Curiosity on Mars: Next Up, Exploration
By Frank Morring, Jr. morring@aviationweek.com, Guy Norris guy_norris@aviationweek.com
Source: AWIN First
Things went faster after that, with the heat shield falling away, the descent stage dropping out of the backshell and the monopropellant engines firing and slowing the descent through the final kilometer toward the surface. The sky crane worked as advertised, lowering Curiosity to the surface on nylon cables, and then cutting them to fly a safe distance away from the rover.

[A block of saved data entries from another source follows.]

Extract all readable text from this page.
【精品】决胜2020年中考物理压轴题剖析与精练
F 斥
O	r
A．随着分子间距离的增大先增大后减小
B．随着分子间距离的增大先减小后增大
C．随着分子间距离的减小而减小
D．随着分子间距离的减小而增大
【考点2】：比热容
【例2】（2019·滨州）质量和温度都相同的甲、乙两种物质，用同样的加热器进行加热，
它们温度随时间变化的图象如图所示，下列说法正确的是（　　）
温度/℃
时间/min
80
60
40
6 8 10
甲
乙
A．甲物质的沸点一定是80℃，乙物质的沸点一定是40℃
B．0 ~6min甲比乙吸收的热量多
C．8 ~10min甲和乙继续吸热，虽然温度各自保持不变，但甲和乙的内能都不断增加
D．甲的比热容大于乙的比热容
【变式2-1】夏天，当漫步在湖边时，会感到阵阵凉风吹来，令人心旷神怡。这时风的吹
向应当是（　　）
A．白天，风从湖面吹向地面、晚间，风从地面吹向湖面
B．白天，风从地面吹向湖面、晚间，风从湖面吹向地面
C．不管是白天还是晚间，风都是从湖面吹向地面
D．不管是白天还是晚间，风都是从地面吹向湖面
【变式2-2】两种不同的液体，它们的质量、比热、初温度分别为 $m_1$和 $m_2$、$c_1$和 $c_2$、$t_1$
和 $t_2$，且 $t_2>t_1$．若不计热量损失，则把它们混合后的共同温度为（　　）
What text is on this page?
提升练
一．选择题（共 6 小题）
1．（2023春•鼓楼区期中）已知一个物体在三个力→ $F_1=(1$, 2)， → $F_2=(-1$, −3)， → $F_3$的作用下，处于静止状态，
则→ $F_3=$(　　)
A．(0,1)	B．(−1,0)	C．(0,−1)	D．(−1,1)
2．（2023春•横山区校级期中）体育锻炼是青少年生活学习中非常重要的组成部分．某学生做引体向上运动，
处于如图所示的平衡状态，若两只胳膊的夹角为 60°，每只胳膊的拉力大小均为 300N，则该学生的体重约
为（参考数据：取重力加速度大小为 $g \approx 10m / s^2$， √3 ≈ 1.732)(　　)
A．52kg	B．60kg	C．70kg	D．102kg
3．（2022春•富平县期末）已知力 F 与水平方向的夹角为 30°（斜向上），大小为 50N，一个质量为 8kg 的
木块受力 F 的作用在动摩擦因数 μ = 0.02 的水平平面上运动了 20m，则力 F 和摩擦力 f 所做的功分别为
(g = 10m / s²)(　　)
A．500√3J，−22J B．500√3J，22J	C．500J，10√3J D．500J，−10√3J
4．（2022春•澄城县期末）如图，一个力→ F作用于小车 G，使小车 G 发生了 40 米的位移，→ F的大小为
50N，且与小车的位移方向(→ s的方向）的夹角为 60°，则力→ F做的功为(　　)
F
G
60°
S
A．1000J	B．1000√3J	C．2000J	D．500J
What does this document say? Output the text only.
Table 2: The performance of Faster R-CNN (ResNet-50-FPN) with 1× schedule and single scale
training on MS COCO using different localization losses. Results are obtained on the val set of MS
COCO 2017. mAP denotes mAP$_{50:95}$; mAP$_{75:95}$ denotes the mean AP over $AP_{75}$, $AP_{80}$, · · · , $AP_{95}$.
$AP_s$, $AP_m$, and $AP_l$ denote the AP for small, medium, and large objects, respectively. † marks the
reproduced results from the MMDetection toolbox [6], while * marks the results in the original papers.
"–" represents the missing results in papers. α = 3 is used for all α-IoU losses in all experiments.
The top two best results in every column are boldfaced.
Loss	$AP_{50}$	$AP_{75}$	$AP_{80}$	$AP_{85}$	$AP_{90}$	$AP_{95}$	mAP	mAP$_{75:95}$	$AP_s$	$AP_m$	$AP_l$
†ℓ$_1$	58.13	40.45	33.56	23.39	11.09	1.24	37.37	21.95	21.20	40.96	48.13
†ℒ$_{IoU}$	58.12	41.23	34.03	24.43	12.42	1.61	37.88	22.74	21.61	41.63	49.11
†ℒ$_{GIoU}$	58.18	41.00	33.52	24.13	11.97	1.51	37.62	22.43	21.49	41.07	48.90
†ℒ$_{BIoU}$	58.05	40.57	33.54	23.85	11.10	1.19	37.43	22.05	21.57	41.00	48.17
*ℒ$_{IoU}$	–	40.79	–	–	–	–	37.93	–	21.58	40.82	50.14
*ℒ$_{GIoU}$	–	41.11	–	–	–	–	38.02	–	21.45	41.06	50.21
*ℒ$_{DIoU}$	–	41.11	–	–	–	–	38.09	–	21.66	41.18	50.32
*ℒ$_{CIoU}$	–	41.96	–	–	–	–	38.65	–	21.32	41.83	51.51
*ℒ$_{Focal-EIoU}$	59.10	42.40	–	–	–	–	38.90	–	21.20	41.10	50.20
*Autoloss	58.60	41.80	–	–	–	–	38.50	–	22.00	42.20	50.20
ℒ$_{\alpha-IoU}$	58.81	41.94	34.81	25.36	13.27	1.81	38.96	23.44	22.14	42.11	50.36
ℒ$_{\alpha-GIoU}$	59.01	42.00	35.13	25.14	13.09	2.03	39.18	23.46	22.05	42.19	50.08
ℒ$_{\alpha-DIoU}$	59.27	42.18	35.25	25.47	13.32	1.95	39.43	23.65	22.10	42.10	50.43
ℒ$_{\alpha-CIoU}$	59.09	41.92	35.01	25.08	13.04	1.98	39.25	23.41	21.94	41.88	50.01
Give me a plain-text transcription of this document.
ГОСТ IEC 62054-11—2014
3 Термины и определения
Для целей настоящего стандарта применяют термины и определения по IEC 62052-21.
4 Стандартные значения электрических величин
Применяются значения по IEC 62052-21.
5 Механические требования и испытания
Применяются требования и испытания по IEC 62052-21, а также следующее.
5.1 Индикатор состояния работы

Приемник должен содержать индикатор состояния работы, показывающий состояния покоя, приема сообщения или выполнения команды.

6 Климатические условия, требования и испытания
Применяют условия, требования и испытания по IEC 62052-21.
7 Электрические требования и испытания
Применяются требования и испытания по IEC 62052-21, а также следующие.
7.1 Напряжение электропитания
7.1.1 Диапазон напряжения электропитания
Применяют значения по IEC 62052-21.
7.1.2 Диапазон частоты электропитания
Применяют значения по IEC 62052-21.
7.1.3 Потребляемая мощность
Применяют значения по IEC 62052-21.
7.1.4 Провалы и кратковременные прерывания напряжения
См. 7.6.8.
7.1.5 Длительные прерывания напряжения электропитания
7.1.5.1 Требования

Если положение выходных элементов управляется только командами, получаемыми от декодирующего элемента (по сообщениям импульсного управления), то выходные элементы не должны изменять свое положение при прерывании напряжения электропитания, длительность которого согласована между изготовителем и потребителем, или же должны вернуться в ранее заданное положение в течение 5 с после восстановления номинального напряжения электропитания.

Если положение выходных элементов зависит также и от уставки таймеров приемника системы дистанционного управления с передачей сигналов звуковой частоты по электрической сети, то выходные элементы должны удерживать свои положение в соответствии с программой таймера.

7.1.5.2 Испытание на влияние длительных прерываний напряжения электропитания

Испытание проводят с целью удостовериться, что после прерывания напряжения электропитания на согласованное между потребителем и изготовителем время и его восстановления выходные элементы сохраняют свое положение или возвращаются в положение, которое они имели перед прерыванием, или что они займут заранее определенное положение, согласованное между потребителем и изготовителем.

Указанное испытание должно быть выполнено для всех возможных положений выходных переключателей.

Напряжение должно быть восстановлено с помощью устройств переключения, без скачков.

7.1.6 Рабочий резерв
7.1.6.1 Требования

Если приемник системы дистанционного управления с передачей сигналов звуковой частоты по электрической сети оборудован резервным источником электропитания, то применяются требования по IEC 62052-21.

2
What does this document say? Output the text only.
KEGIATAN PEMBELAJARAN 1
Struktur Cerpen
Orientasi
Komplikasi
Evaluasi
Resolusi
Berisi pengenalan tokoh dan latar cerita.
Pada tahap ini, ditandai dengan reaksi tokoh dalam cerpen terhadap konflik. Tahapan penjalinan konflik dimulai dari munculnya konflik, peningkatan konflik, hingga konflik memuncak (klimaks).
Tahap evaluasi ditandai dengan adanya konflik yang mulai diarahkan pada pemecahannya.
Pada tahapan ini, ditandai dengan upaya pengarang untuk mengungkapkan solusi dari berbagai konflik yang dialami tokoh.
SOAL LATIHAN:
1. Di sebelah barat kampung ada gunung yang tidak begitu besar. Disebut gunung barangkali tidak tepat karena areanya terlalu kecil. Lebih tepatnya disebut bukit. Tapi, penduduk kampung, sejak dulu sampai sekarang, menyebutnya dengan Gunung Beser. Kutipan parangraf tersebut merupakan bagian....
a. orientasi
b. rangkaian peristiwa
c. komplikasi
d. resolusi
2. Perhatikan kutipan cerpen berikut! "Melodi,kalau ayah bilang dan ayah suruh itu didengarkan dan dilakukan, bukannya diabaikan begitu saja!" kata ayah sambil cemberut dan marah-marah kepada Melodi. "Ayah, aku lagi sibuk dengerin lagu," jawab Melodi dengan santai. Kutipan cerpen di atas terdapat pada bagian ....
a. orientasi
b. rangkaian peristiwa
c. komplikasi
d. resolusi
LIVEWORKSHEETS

The link through Odyssey remained strong as the orbiter dipped down beside the mountain and further out of sight of the relay satellites, allowing thumbnail images collected by rear- and forward-facing hazard-avoidance cameras through transparent dust shields. Although low resolution, the forward image clearly showed the rover’s shadow on the surface of Mars. Even with the late hour in the U.S., the NASA websites displaying the images all crashed briefly with overload.
It will be a day or so before engineers know exactly where Curiosity is on the surface, but it clearly is close to its touchdown target. Telemetry indicated the landing left 140kg of fuel unspent, an indication of how little of the margin designed into the sky crane system was needed.
John Grotzinger, the mission’s chief scientist, says the next two weeks or so will be spent checking out the rover’s 10 instruments, followed by a short drive. Images and scientific data will be collected and sent to Earth during the checkout period, and scientists will spend at least a year checking out the terrain around the landing site before moving up the mountain.
“We just don’t want to rush,” Grotzinger says.